Tether has released QVAC Genesis II, a major expansion of its open synthetic educational dataset designed for training artificial intelligence models. The update increases the total size of the dataset to 148 billion tokens, positioning it as one of the largest publicly available synthetic datasets focused on structured learning.
The dataset is developed by Tether’s AI research arm QVAC, which focuses on producing high-quality, non-scraped data for model training. According to the company, the new release adds 107 billion tokens to the original Genesis I dataset.
QVAC Genesis II expands coverage from nine to 19 educational domains. Newly added areas include chemistry, computer science, machine learning, statistics, econometrics, astronomy, geography, and electrical engineering, alongside an expanded college-level physics section.

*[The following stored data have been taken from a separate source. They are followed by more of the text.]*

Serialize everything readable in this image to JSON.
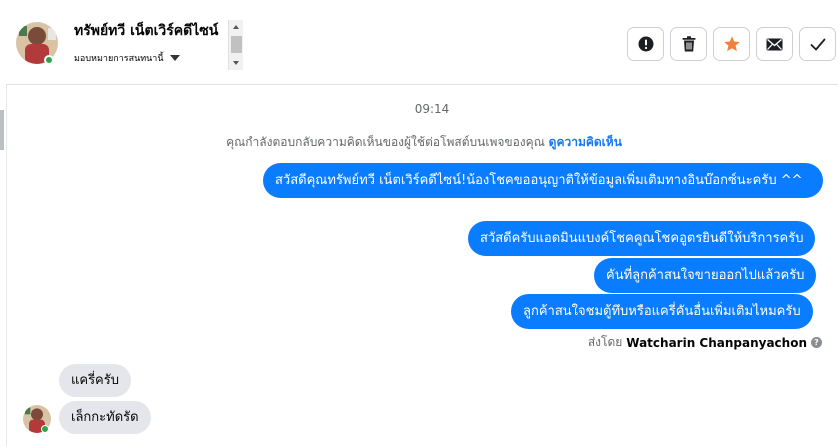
{
  "header": {
    "contact_name": "ทรัพย์ทวี เน็ตเวิร์คดีไซน์",
    "assign_label": "มอบหมายการสนทนานี้",
    "status_color": "#31a24c",
    "actions": [
      {
        "icon": "alert-icon",
        "label": "Mark as spam"
      },
      {
        "icon": "trash-icon",
        "label": "Delete"
      },
      {
        "icon": "star-icon",
        "label": "Star",
        "color": "#f0813a"
      },
      {
        "icon": "envelope-icon",
        "label": "Mark as unread"
      },
      {
        "icon": "check-icon",
        "label": "Done"
      }
    ]
  },
  "conversation": {
    "timestamp": "09:14",
    "notice_text": "คุณกำลังตอบกลับความคิดเห็นของผู้ใช้ต่อโพสต์บนเพจของคุณ",
    "notice_link": "ดูความคิดเห็น",
    "outgoing": [
      "สวัสดีคุณทรัพย์ทวี เน็ตเวิร์คดีไซน์!น้องโชคขออนุญาติให้ข้อมูลเพิ่มเติมทางอินบ๊อกซ์นะครับ ^^",
      "สวัสดีครับแอดมินแบงค์โชคคูณโชคอูตรยินดีให้บริการครับ",
      "คันที่ลูกค้าสนใจขายออกไปแล้วครับ",
      "ลูกค้าสนใจชมตู้ทึบหรือแครี่คันอื่นเพิ่มเติมไหมครับ"
    ],
    "sent_by_label": "ส่งโดย",
    "sent_by_agent": "Watcharin Chanpanyachon",
    "incoming": [
      "แครี่ครับ",
      "เล็กกะทัดรัด"
    ],
    "outgoing_color": "#0a7cff",
    "incoming_color": "#e4e6eb"
  }
}
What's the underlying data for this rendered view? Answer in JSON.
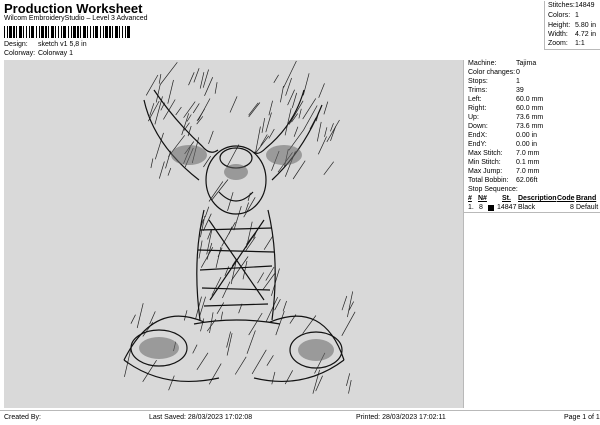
{
  "header": {
    "title": "Production Worksheet",
    "subtitle": "Wilcom EmbroideryStudio – Level 3 Advanced",
    "design_label": "Design:",
    "design_value": "sketch v1 5,8 in",
    "colorway_label": "Colorway:",
    "colorway_value": "Colorway 1"
  },
  "summary": [
    {
      "label": "Stitches:",
      "value": "14849"
    },
    {
      "label": "Colors:",
      "value": "1"
    },
    {
      "label": "Height:",
      "value": "5.80 in"
    },
    {
      "label": "Width:",
      "value": "4.72 in"
    },
    {
      "label": "Zoom:",
      "value": "1:1"
    }
  ],
  "info": [
    {
      "label": "Machine:",
      "value": "Tajima"
    },
    {
      "label": "Color changes:",
      "value": "0"
    },
    {
      "label": "Stops:",
      "value": "1"
    },
    {
      "label": "Trims:",
      "value": "39"
    },
    {
      "label": "Left:",
      "value": "60.0 mm"
    },
    {
      "label": "Right:",
      "value": "60.0 mm"
    },
    {
      "label": "Up:",
      "value": "73.6 mm"
    },
    {
      "label": "Down:",
      "value": "73.6 mm"
    },
    {
      "label": "EndX:",
      "value": "0.00 in"
    },
    {
      "label": "EndY:",
      "value": "0.00 in"
    },
    {
      "label": "Max Stitch:",
      "value": "7.0 mm"
    },
    {
      "label": "Min Stitch:",
      "value": "0.1 mm"
    },
    {
      "label": "Max Jump:",
      "value": "7.0 mm"
    },
    {
      "label": "Total Bobbin:",
      "value": "62.06ft"
    }
  ],
  "stop_sequence": {
    "label": "Stop Sequence:",
    "columns": {
      "num": "#",
      "n": "N#",
      "st": "St.",
      "description": "Description",
      "code": "Code",
      "brand": "Brand"
    },
    "rows": [
      {
        "num": "1.",
        "n": "8",
        "swatch_color": "#000000",
        "st": "14847",
        "description": "Black",
        "code": "8",
        "brand": "Default"
      }
    ]
  },
  "footer": {
    "created_by": "Created By:",
    "last_saved": "Last Saved: 28/03/2023 17:02:08",
    "printed": "Printed: 28/03/2023 17:02:11",
    "page": "Page 1 of 1"
  },
  "colors": {
    "design_background": "#d9d9d9",
    "thread": "#000000"
  }
}
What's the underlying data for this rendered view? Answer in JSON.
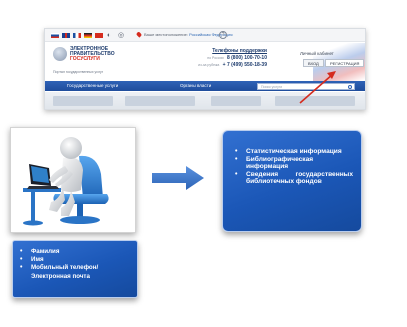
{
  "portal": {
    "location_prefix": "Ваше местоположение:",
    "location_value": "Российская Федерация",
    "logo_line1": "ЭЛЕКТРОННОЕ",
    "logo_line2": "ПРАВИТЕЛЬСТВО",
    "logo_line3": "ГОСУСЛУГИ",
    "tagline": "Портал государственных услуг",
    "support_title": "Телефоны поддержки",
    "support_free_label": "по России",
    "support_free_number": "8 (800) 100-70-10",
    "support_paid_label": "из-за рубежа",
    "support_paid_number": "+ 7 (499) 550-18-39",
    "cabinet_title": "Личный кабинет",
    "login_label": "ВХОД",
    "register_label": "РЕГИСТРАЦИЯ",
    "nav_services": "Государственные услуги",
    "nav_authorities": "Органы власти",
    "search_placeholder": "Поиск услуги"
  },
  "info_box": {
    "items": [
      "Статистическая информация",
      "Библиографическая информация",
      "Сведения государственных библиотечных фондов"
    ]
  },
  "user_box": {
    "items": [
      "Фамилия",
      "Имя",
      "Мобильный телефон/Электронная почта"
    ]
  },
  "colors": {
    "box_blue": "#1b57b7",
    "arrow_blue": "#3a73c4",
    "accent_red": "#d52b1e",
    "figure_chair": "#2f7fd0"
  }
}
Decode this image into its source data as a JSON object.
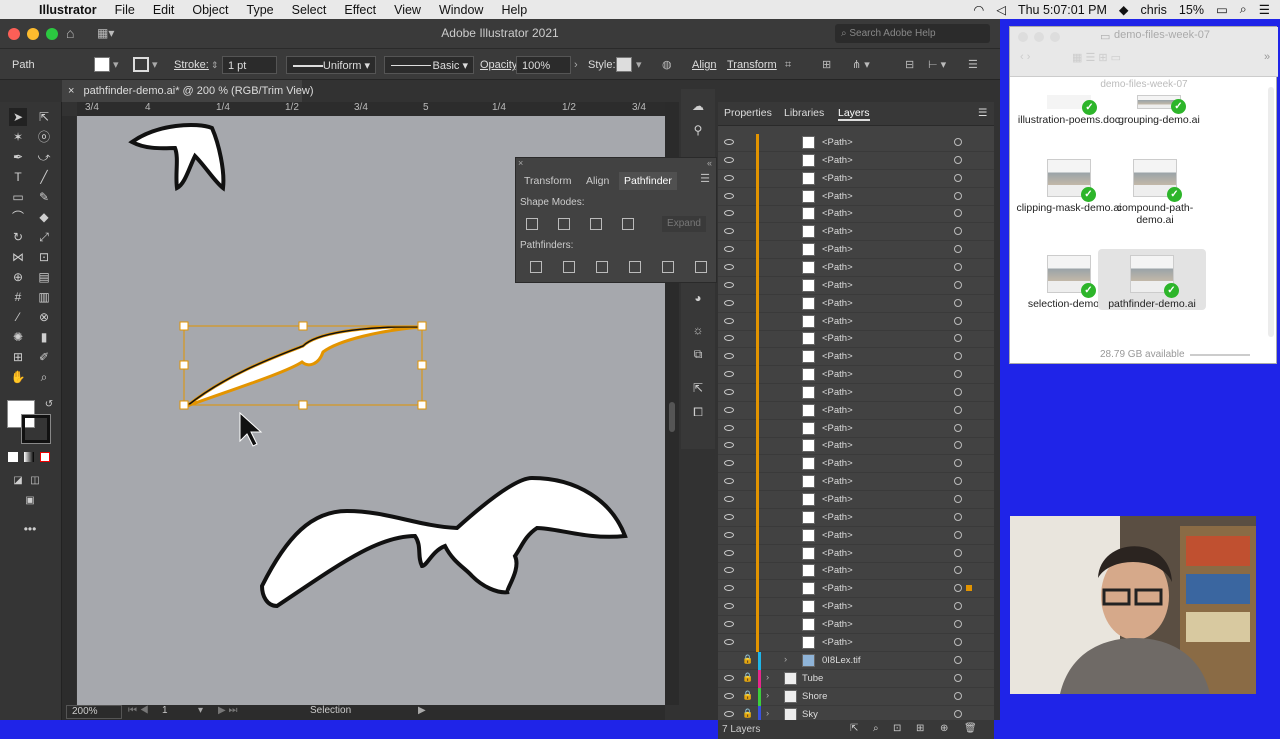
{
  "menubar": {
    "app_name": "Illustrator",
    "items": [
      "File",
      "Edit",
      "Object",
      "Type",
      "Select",
      "Effect",
      "View",
      "Window",
      "Help"
    ],
    "clock": "Thu 5:07:01 PM",
    "user": "chris",
    "battery": "15%"
  },
  "window": {
    "title": "Adobe Illustrator 2021",
    "search_placeholder": "Search Adobe Help"
  },
  "controlbar": {
    "selection_label": "Path",
    "stroke_label": "Stroke:",
    "stroke_value": "1 pt",
    "profile": "Uniform",
    "brush": "Basic",
    "opacity_label": "Opacity:",
    "opacity_value": "100%",
    "style_label": "Style:",
    "align": "Align",
    "transform": "Transform"
  },
  "document": {
    "tab_title": "pathfinder-demo.ai* @ 200 % (RGB/Trim View)",
    "ruler_labels": [
      "3/4",
      "4",
      "1/4",
      "1/2",
      "3/4",
      "5",
      "1/4",
      "1/2",
      "3/4"
    ],
    "zoom": "200%",
    "artboard": "1",
    "status": "Selection"
  },
  "pathfinder_panel": {
    "tabs": [
      "Transform",
      "Align",
      "Pathfinder"
    ],
    "active_tab": "Pathfinder",
    "shape_modes_label": "Shape Modes:",
    "expand_label": "Expand",
    "pathfinders_label": "Pathfinders:"
  },
  "layers_panel": {
    "tabs": [
      "Properties",
      "Libraries",
      "Layers"
    ],
    "active_tab": "Layers",
    "path_rows": [
      "<Path>",
      "<Path>",
      "<Path>",
      "<Path>",
      "<Path>",
      "<Path>",
      "<Path>",
      "<Path>",
      "<Path>",
      "<Path>",
      "<Path>",
      "<Path>",
      "<Path>",
      "<Path>",
      "<Path>",
      "<Path>",
      "<Path>",
      "<Path>",
      "<Path>",
      "<Path>",
      "<Path>",
      "<Path>",
      "<Path>",
      "<Path>",
      "<Path>",
      "<Path>",
      "<Path>",
      "<Path>",
      "<Path>"
    ],
    "layers": [
      {
        "name": "0I8Lex.tif",
        "color": "#1fb6e8"
      },
      {
        "name": "Tube",
        "color": "#e6278c"
      },
      {
        "name": "Shore",
        "color": "#3ccf3c"
      },
      {
        "name": "Sky",
        "color": "#3a52e0"
      }
    ],
    "footer": "7 Layers"
  },
  "finder": {
    "title": "demo-files-week-07",
    "path": "demo-files-week-07",
    "files": [
      {
        "name": "illustration-poems.doc"
      },
      {
        "name": "grouping-demo.ai"
      },
      {
        "name": "clipping-mask-demo.ai"
      },
      {
        "name": "compound-path-demo.ai"
      },
      {
        "name": "selection-demo.ai"
      },
      {
        "name": "pathfinder-demo.ai"
      }
    ],
    "footer": "28.79 GB available"
  },
  "colors": {
    "accent": "#e39400",
    "selection": "#f0a030",
    "desktop": "#1f24e8"
  }
}
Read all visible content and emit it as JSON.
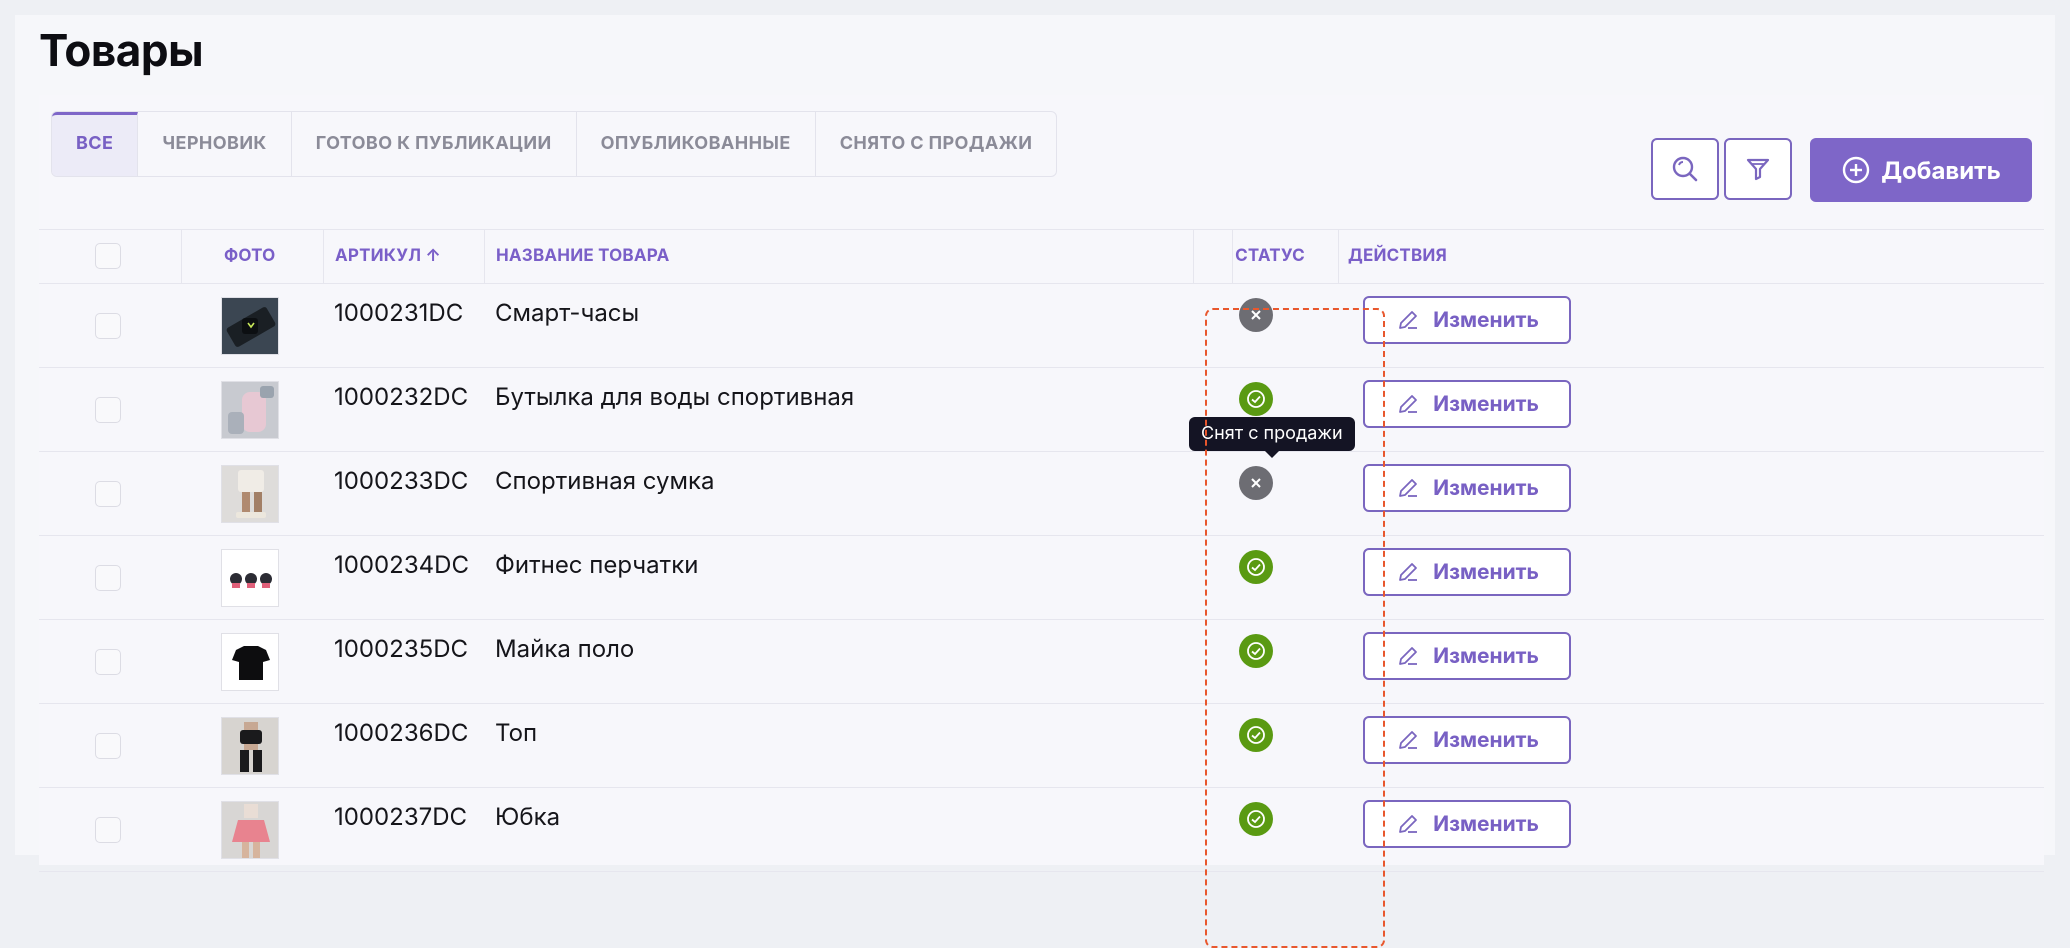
{
  "page_title": "Товары",
  "tabs": [
    {
      "label": "ВСЕ",
      "active": true
    },
    {
      "label": "ЧЕРНОВИК",
      "active": false
    },
    {
      "label": "ГОТОВО К ПУБЛИКАЦИИ",
      "active": false
    },
    {
      "label": "ОПУБЛИКОВАННЫЕ",
      "active": false
    },
    {
      "label": "СНЯТО С ПРОДАЖИ",
      "active": false
    }
  ],
  "toolbar": {
    "search_icon": "search-icon",
    "filter_icon": "filter-icon",
    "add_label": "Добавить"
  },
  "table": {
    "headers": {
      "photo": "ФОТО",
      "sku": "АРТИКУЛ ↑",
      "name": "НАЗВАНИЕ ТОВАРА",
      "status": "СТАТУС",
      "actions": "ДЕЙСТВИЯ"
    },
    "edit_label": "Изменить",
    "rows": [
      {
        "sku": "1000231DC",
        "name": "Смарт-часы",
        "status": "off"
      },
      {
        "sku": "1000232DC",
        "name": "Бутылка для воды спортивная",
        "status": "on"
      },
      {
        "sku": "1000233DC",
        "name": "Спортивная сумка",
        "status": "off"
      },
      {
        "sku": "1000234DC",
        "name": "Фитнес перчатки",
        "status": "on"
      },
      {
        "sku": "1000235DC",
        "name": "Майка поло",
        "status": "on"
      },
      {
        "sku": "1000236DC",
        "name": "Топ",
        "status": "on"
      },
      {
        "sku": "1000237DC",
        "name": "Юбка",
        "status": "on"
      }
    ]
  },
  "tooltip": "Снят с продажи",
  "colors": {
    "accent": "#7e66c8",
    "status_on": "#5a9a12",
    "status_off": "#6d6d73",
    "highlight": "#e8572d"
  }
}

Focus on reasoning and transparency
The new dataset also introduces an “option-level reasoning” methodology. This approach systematically explains why each possible answer in a multiple-choice question is correct or incorrect, aiming to improve reasoning depth and reduce shortcut learning in large language models.
Tether said the dataset is intended to support researchers, educators, and developers seeking transparent and reproducible AI training data. The company stressed that the synthetic nature of the data avoids copyright concerns associated with web-scraped corpora.
QVAC Genesis II is released under a Creative Commons Attribution NonCommercial license and is available through open AI research platforms. The move aligns with a broader industry push toward open datasets as regulators and policymakers scrutinise how AI models are trained and governed.
For Europe, the release highlights how crypto and fintech firms are increasingly investing in foundational AI infrastructure, an area that is drawing growing attention from EU regulators as artificial intelligence becomes more embedded in financial services and payments.